On a toujours eu tort de prendre Lionel Jospin pour un homme simple, transparent, terne et austère. Il faut, comme Claude Askolovitch, se plonger dans l'étrange histoire de sa vie pour comprendre pourquoi ce fin politique a eu, depuis toujours, le besoin absolu de se forger une armure. Dans quel but ? Sans doute pour échapper à son clan familial. Pour devenir énarque. Pour être digne de sa morale, de ses convictions, de ses fonctions, de la gauche, cette autre famille qu'il dirige et qu'il va finir par incarner...

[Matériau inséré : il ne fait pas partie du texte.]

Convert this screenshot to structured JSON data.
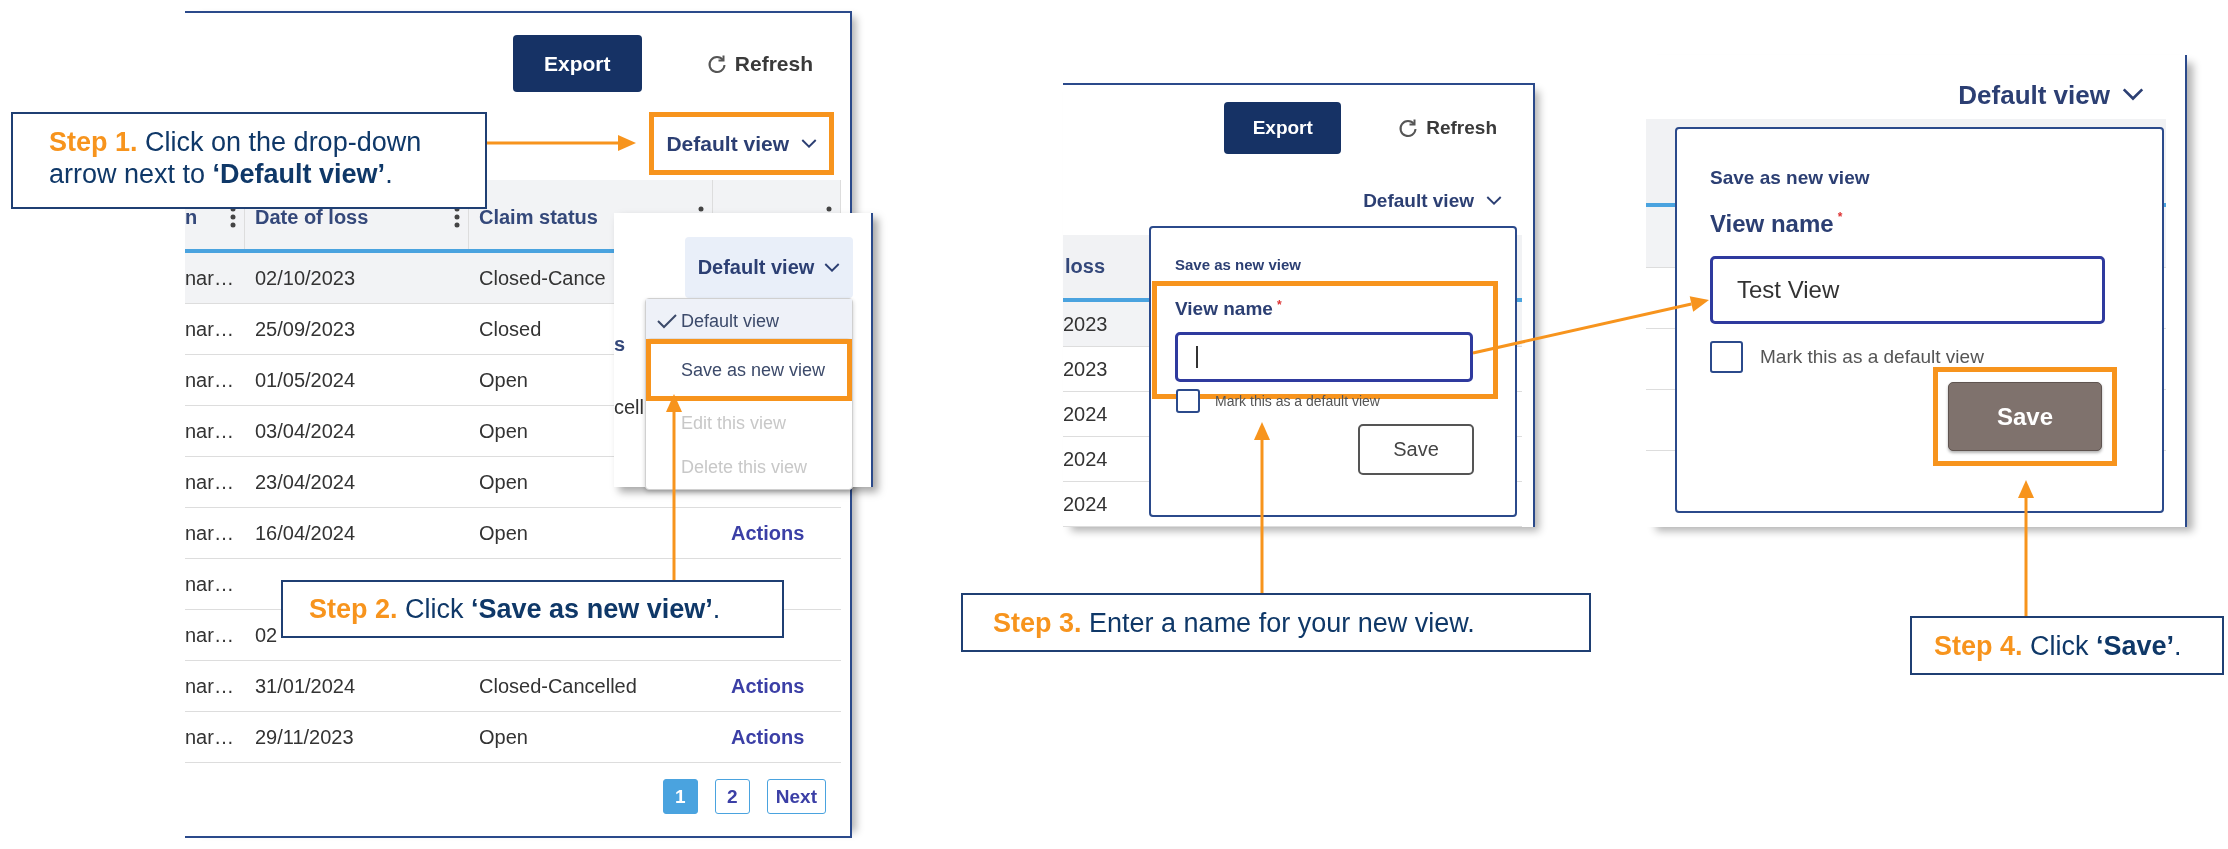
{
  "guide_steps": [
    {
      "label": "Step 1.",
      "text": "Click on the drop-down arrow next to **‘Default view’**."
    },
    {
      "label": "Step 2.",
      "text": "Click **‘Save as new view’**."
    },
    {
      "label": "Step 3.",
      "text": "Enter a name for your new view."
    },
    {
      "label": "Step 4.",
      "text": "Click **‘Save’**."
    }
  ],
  "screen_1": {
    "export_button": "Export",
    "refresh_button": "Refresh",
    "view_selector": {
      "label": "Default view",
      "highlighted": true
    },
    "table": {
      "columns": [
        "n",
        "Date of loss",
        "Claim status"
      ],
      "rows": [
        {
          "cells": [
            "nar…",
            "02/10/2023",
            "Closed-Cance"
          ],
          "hovered": true
        },
        {
          "cells": [
            "nar…",
            "25/09/2023",
            "Closed"
          ],
          "hovered": false
        },
        {
          "cells": [
            "nar…",
            "01/05/2024",
            "Open"
          ],
          "hovered": false
        },
        {
          "cells": [
            "nar…",
            "03/04/2024",
            "Open"
          ],
          "hovered": false
        },
        {
          "cells": [
            "nar…",
            "23/04/2024",
            "Open"
          ],
          "hovered": false
        },
        {
          "cells": [
            "nar…",
            "16/04/2024",
            "Open"
          ],
          "action": "Actions",
          "hovered": false
        },
        {
          "cells": [
            "nar…"
          ],
          "hovered": false
        },
        {
          "cells": [
            "nar…",
            "02"
          ],
          "hovered": false
        },
        {
          "cells": [
            "nar…",
            "31/01/2024",
            "Closed-Cancelled"
          ],
          "action": "Actions",
          "hovered": false
        },
        {
          "cells": [
            "nar…",
            "29/11/2023",
            "Open"
          ],
          "action": "Actions",
          "hovered": false
        }
      ]
    },
    "pagination": [
      {
        "label": "1",
        "selected": true
      },
      {
        "label": "2",
        "selected": false
      },
      {
        "label": "Next",
        "selected": false
      }
    ],
    "view_menu": {
      "button": "Default view",
      "behind_texts": [
        "s",
        "cell"
      ],
      "items": [
        {
          "label": "Default view",
          "checked": true,
          "disabled": false,
          "highlighted": false
        },
        {
          "label": "Save as new view",
          "checked": false,
          "disabled": false,
          "highlighted": true
        },
        {
          "label": "Edit this view",
          "checked": false,
          "disabled": true,
          "highlighted": false
        },
        {
          "label": "Delete this view",
          "checked": false,
          "disabled": true,
          "highlighted": false
        }
      ]
    }
  },
  "screen_2": {
    "export_button": "Export",
    "refresh_button": "Refresh",
    "view_selector": {
      "label": "Default view",
      "highlighted": false
    },
    "table_cells": [
      "loss",
      "2023",
      "2023",
      "2024",
      "2024",
      "2024"
    ],
    "dialog": {
      "title": "Save as new view",
      "field_label": "View name",
      "required_mark": "*",
      "focused": true,
      "field_highlighted": true,
      "checkbox_label": "Mark this as a default view",
      "checked": false,
      "save_button": {
        "label": "Save",
        "kind": "outline",
        "highlighted": false
      }
    }
  },
  "screen_3": {
    "view_selector": {
      "label": "Default view",
      "highlighted": false
    },
    "dialog": {
      "title": "Save as new view",
      "field_label": "View name",
      "required_mark": "*",
      "value": "Test View",
      "focused": false,
      "field_highlighted": false,
      "checkbox_label": "Mark this as a default view",
      "checked": false,
      "save_button": {
        "label": "Save",
        "kind": "filled",
        "highlighted": true
      }
    }
  }
}
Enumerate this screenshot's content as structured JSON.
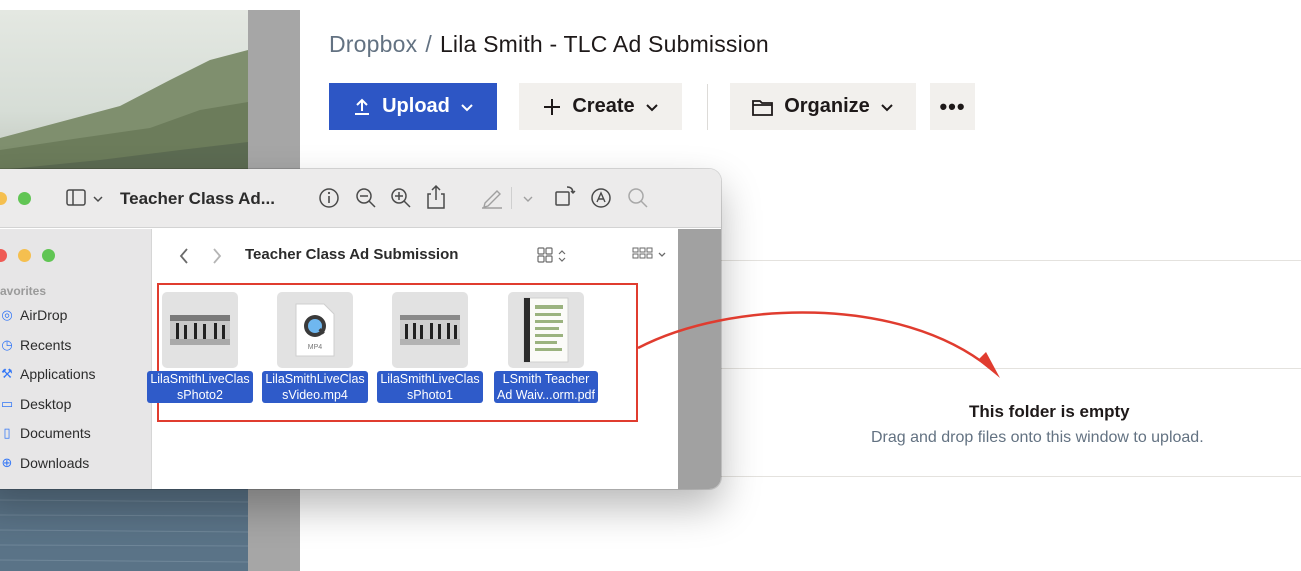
{
  "dropbox": {
    "breadcrumb_root": "Dropbox",
    "breadcrumb_separator": "/",
    "breadcrumb_current": "Lila Smith - TLC Ad Submission",
    "toolbar": {
      "upload_label": "Upload",
      "create_label": "Create",
      "organize_label": "Organize",
      "more_label": "•••"
    },
    "empty_state": {
      "title": "This folder is empty",
      "subtitle": "Drag and drop files onto this window to upload."
    },
    "accent_color": "#2d56c5"
  },
  "preview_window": {
    "title": "Teacher Class Ad...",
    "icons": [
      "sidebar-icon",
      "info-icon",
      "zoom-out-icon",
      "zoom-in-icon",
      "share-icon",
      "markup-icon",
      "rotate-icon",
      "annotate-icon",
      "search-icon"
    ]
  },
  "finder": {
    "folder_title": "Teacher Class Ad Submission",
    "favorites_header": "avorites",
    "favorites": [
      {
        "label": "AirDrop",
        "icon": "airdrop-icon"
      },
      {
        "label": "Recents",
        "icon": "clock-icon"
      },
      {
        "label": "Applications",
        "icon": "applications-icon"
      },
      {
        "label": "Desktop",
        "icon": "desktop-icon"
      },
      {
        "label": "Documents",
        "icon": "document-icon"
      },
      {
        "label": "Downloads",
        "icon": "download-icon"
      }
    ],
    "files": [
      {
        "line1": "LilaSmithLiveClas",
        "line2": "sPhoto2",
        "kind": "photo"
      },
      {
        "line1": "LilaSmithLiveClas",
        "line2": "sVideo.mp4",
        "kind": "mp4",
        "badge": "MP4"
      },
      {
        "line1": "LilaSmithLiveClas",
        "line2": "sPhoto1",
        "kind": "photo"
      },
      {
        "line1": "LSmith Teacher",
        "line2": "Ad Waiv...orm.pdf",
        "kind": "pdf"
      }
    ],
    "selection_color": "#2f5bc9",
    "highlight_color": "#e03c2f"
  }
}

Dans cette biographie, Claude Askolovitch a voulu, aussi, raconter le destin d'un homme qui a menti sur son passé tout en étant obsédé par sa propre cohérence : d'où ce Jospin militant révolutionnaire infiltré au Parti socialiste de François Mitterrand, qui devint le premier dirigeant de ce parti sans avoir rompu les liens avec sa secte d'origine ; qui fut trotskiste et socialiste à la fois, écartelé entre sa vérité officielle et ses rendez-vous clandestins, prisonnier de toutes ses fidélités...
En chemin, l'auteur éclaire les zones d'ombre d'un être secret et riche de tous ceux qui l'ont aimé et subi à la fois : son père Robert, immense tribun à l'éloquence inutile, ce pacifiste qui voulut changer le monde et ne parvint qu'à se tromper. Sa mère, Mireille, sage-femme et militante, qui imposa aux siens sa morale et son amour. Ses femmes : Elisabeth la fantasque, la première épouse, celle du Lionel radical, militant, plein d'espoirs encore et de tourments déjà ; Sylviane, la compagne de l'accomplissement, la philosophe qui complète un gouvernant enfin apaisé. Ses amis, notamment le plus inconnu d'entre eux, l'ami perdu : Michel Lautrec, son plus proche compagnon, un frère rencontré à 20 ans, un éducateur d'enfants qui lui enseigna la révolte, l'intransigeance, la révolution, et ne pardonna pas à Lionel de devenir un bourgeois, un «installé».
Voici le roman vrai d'un homme irréductible, qui prétend imposer ses conditions au monde. D'un politique à la fois construit et habité par des fantômes. D'une personnalité infiniment plus complexe, profonde, intéressante, lorsque l'on fait effort pour le connaître de l'intérieur, que ne permet de le supposer le masque qu'il s'est lui-même imposé.